「少年院」の本二冊
私のような仕事をしていると、社会からはじき出されたというか、大人社会に怒っているというか、居場所がなくってしんどい思いをしている少女たちに出会うことがあります。中には、しんどいが故に、自分を傷つけてしまったり。自分の身や尊厳を守るすべもなく、そんな知識や考え方があることも知らず。まるで素手で巨大な力に立ち向かっているような。痛々しくって、どうしてあげたらいいのかと悩むこともあります。自業自得というには、あまりに未熟な彼女たち。
1985年に、私はそのような彼女たちとの悪戦苦闘を「さらば悲しみの性」という本を書きました。その中の何人かの少女たちとは今も付き合いがあります。彼女たちの多くは、母となり、または孫のいる人もいます。そして、たくましいものだと思います。少女時代にあんなしんどいことがあっても、人間、すてたものではないと。いえ、そんなことがあったからこそ、それらが血肉となって今があるというような。
この度、二冊の本を読みました。
私が出会うのは、少女たちですが、この本には、少年も少女もいます。少年院に入った彼らが、その後どう立ち直って行ったか、それぞれの人生が語られています。彼らの、後輩たちへの目は暖かく、見守っています。
援助交際などで14才から15才まで女子少年院に入っていた少女は、今はたくましい大学生。暴走族、覚せい剤などの沢山の事をやった人が牧師さんになったり、新聞記者になったり、教師を目指していたり。

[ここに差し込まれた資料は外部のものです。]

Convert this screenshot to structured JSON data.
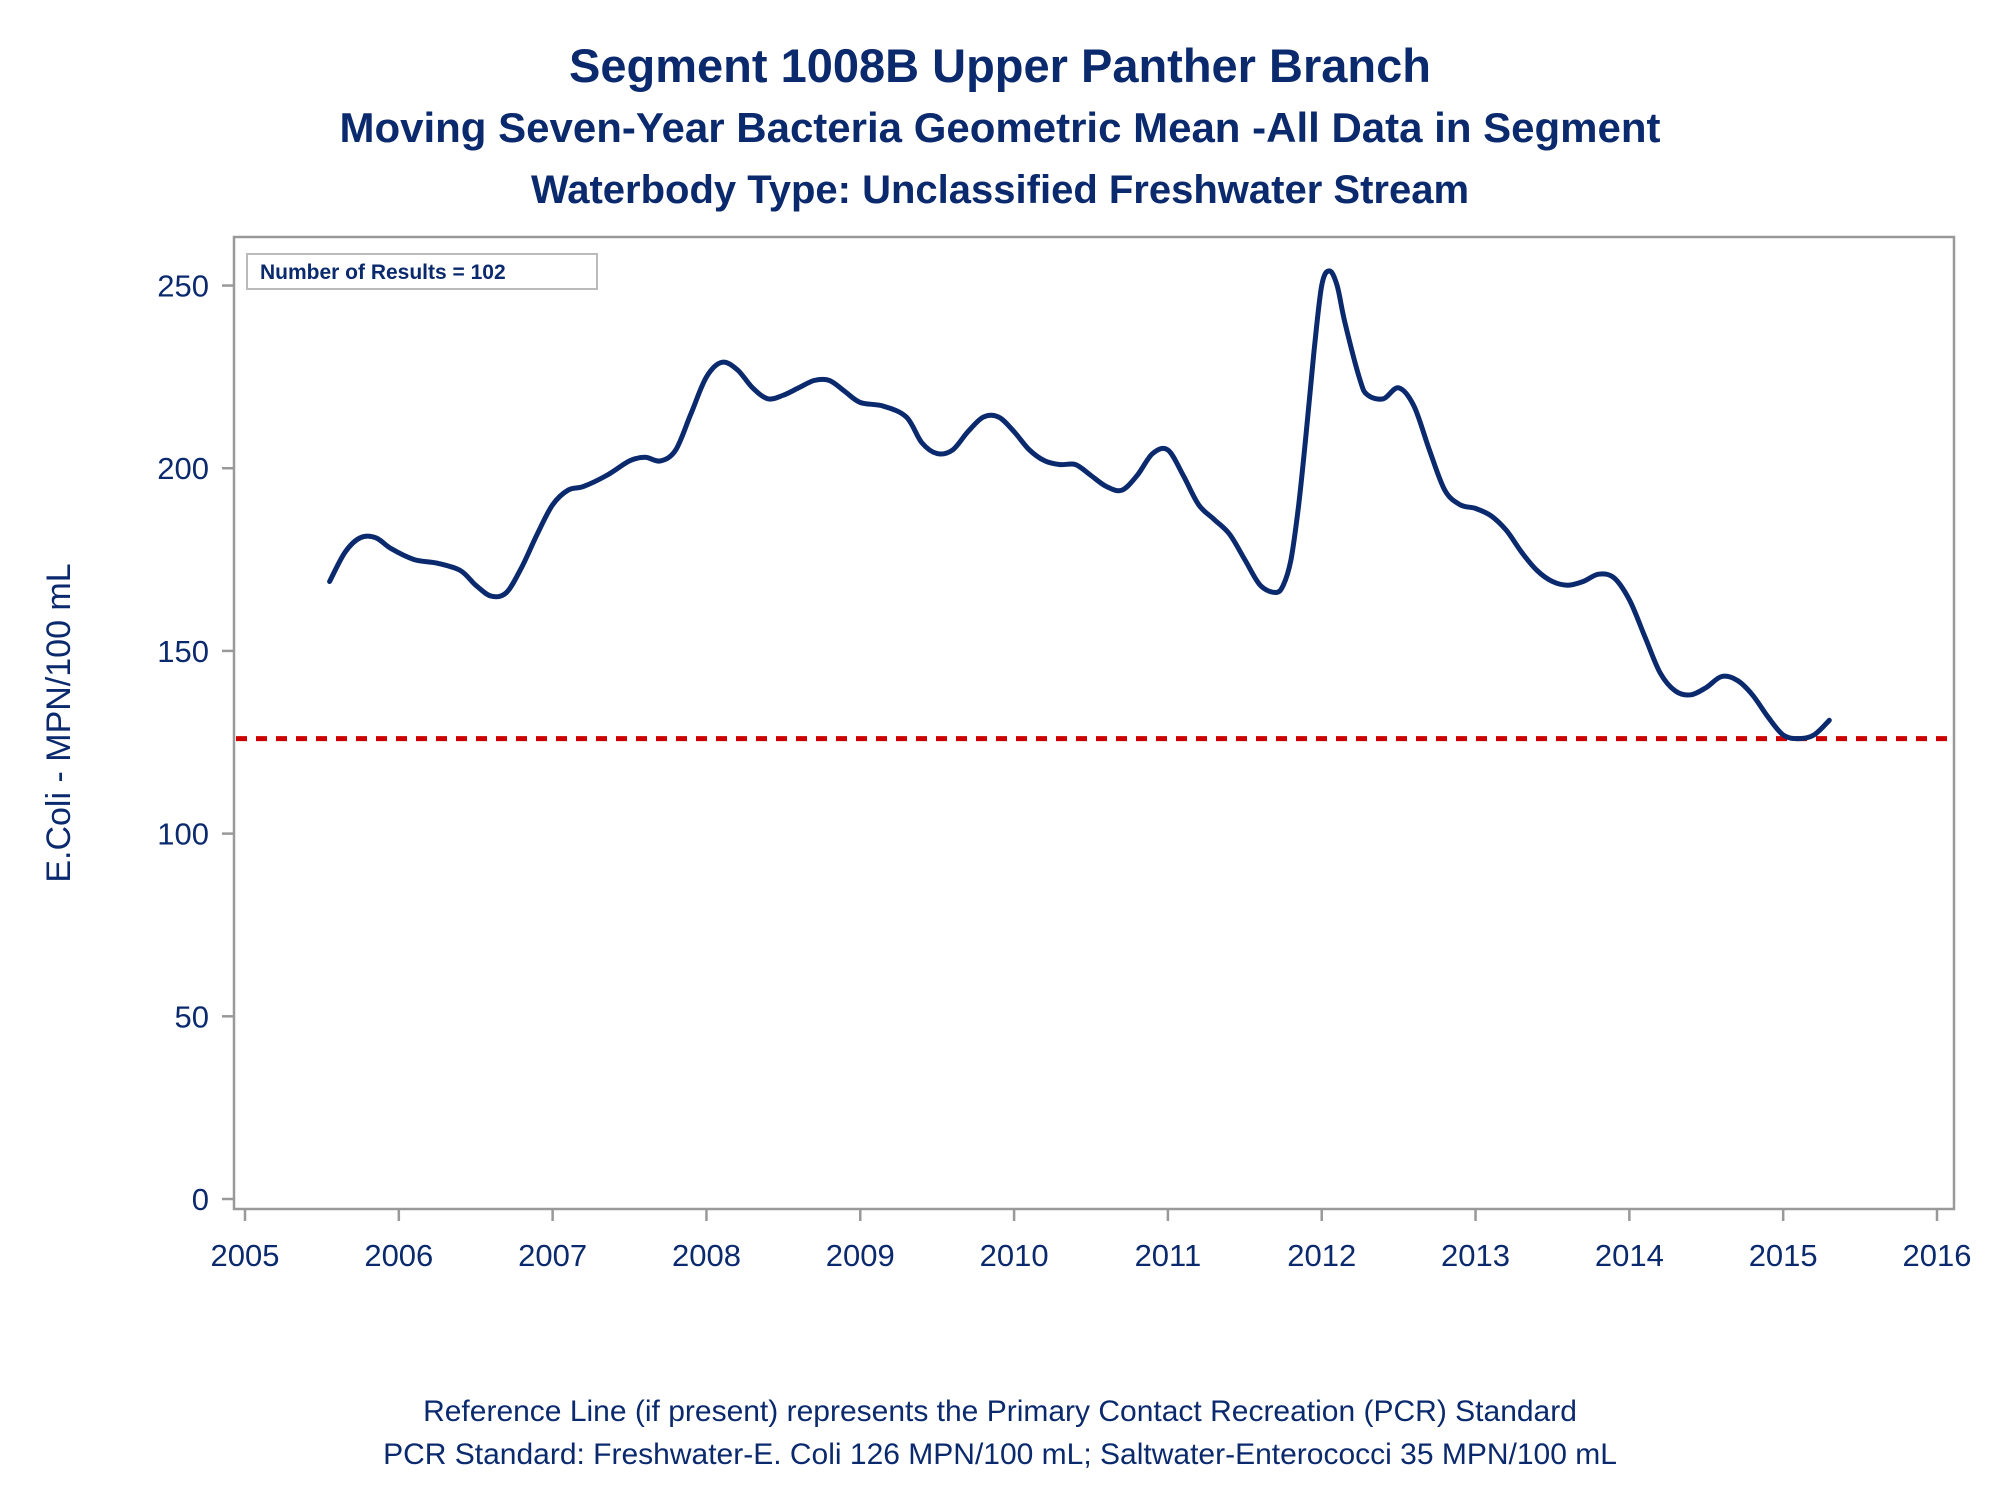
{
  "title": "Segment 1008B   Upper Panther Branch",
  "subtitle": "Moving Seven-Year Bacteria Geometric Mean -All Data in Segment",
  "subtitle2": "Waterbody Type: Unclassified Freshwater Stream",
  "footnote1": "Reference Line (if present) represents the Primary Contact Recreation (PCR) Standard",
  "footnote2": "PCR Standard: Freshwater-E. Coli 126 MPN/100 mL; Saltwater-Enterococci 35 MPN/100 mL",
  "colors": {
    "text": "#0b2a6e",
    "line": "#0b2a6e",
    "reference": "#cc0000",
    "frame": "#999999"
  },
  "chart_data": {
    "type": "line",
    "ylabel": "E.Coli - MPN/100 mL",
    "xlabel": "",
    "xlim": [
      2005,
      2016
    ],
    "ylim": [
      0,
      260
    ],
    "xticks": [
      2005,
      2006,
      2007,
      2008,
      2009,
      2010,
      2011,
      2012,
      2013,
      2014,
      2015,
      2016
    ],
    "yticks": [
      0,
      50,
      100,
      150,
      200,
      250
    ],
    "grid": false,
    "inset_label": "Number of Results = 102",
    "reference_line": {
      "y": 126,
      "style": "dashed"
    },
    "series": [
      {
        "x": [
          2005.55,
          2005.65,
          2005.75,
          2005.85,
          2005.95,
          2006.1,
          2006.25,
          2006.4,
          2006.5,
          2006.6,
          2006.7,
          2006.8,
          2006.9,
          2007.0,
          2007.1,
          2007.2,
          2007.35,
          2007.5,
          2007.6,
          2007.7,
          2007.8,
          2007.9,
          2008.0,
          2008.1,
          2008.2,
          2008.3,
          2008.4,
          2008.5,
          2008.6,
          2008.7,
          2008.8,
          2008.9,
          2009.0,
          2009.15,
          2009.3,
          2009.4,
          2009.5,
          2009.6,
          2009.7,
          2009.8,
          2009.9,
          2010.0,
          2010.1,
          2010.2,
          2010.3,
          2010.4,
          2010.5,
          2010.6,
          2010.7,
          2010.8,
          2010.9,
          2011.0,
          2011.1,
          2011.2,
          2011.3,
          2011.4,
          2011.5,
          2011.6,
          2011.7,
          2011.75,
          2011.8,
          2011.85,
          2011.9,
          2011.95,
          2012.0,
          2012.05,
          2012.1,
          2012.15,
          2012.25,
          2012.3,
          2012.4,
          2012.5,
          2012.6,
          2012.7,
          2012.8,
          2012.9,
          2013.0,
          2013.1,
          2013.2,
          2013.3,
          2013.4,
          2013.5,
          2013.6,
          2013.7,
          2013.8,
          2013.9,
          2014.0,
          2014.1,
          2014.2,
          2014.3,
          2014.4,
          2014.5,
          2014.6,
          2014.7,
          2014.8,
          2014.9,
          2015.0,
          2015.1,
          2015.2,
          2015.3
        ],
        "y": [
          169,
          177,
          181,
          181,
          178,
          175,
          174,
          172,
          168,
          165,
          166,
          173,
          182,
          190,
          194,
          195,
          198,
          202,
          203,
          202,
          205,
          215,
          225,
          229,
          227,
          222,
          219,
          220,
          222,
          224,
          224,
          221,
          218,
          217,
          214,
          207,
          204,
          205,
          210,
          214,
          214,
          210,
          205,
          202,
          201,
          201,
          198,
          195,
          194,
          198,
          204,
          205,
          198,
          190,
          186,
          182,
          175,
          168,
          166,
          168,
          175,
          190,
          210,
          232,
          250,
          254,
          250,
          240,
          224,
          220,
          219,
          222,
          217,
          205,
          194,
          190,
          189,
          187,
          183,
          177,
          172,
          169,
          168,
          169,
          171,
          170,
          164,
          154,
          144,
          139,
          138,
          140,
          143,
          142,
          138,
          132,
          127,
          126,
          127,
          131
        ]
      }
    ]
  }
}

一人一人の人生に深く感動しました。そして、少年院での生き直しの教育が素晴らしく、出院後、その彼らの社会復帰を支えるべく、みずからも少年院経験者だったり、またはサポーターだったりする人達が「セカンドチャンス」というNPOを作って活動していらっしゃることも知りました。
さらに、その活動が、決して出過ぎず、でも、少年たちを確実にサポートしていらっしゃる姿にまた多くのことを教えられ、感動しました。世の中、えらい人達が沢山いるなあと。
少年法の適用年齢の引き下げが検討されています。でも、こうして少年院での教育が少年の立ち直りに大きな力を持っていることを知ると、その適用の変更は慎重にされないといけないという事がよく分かりました。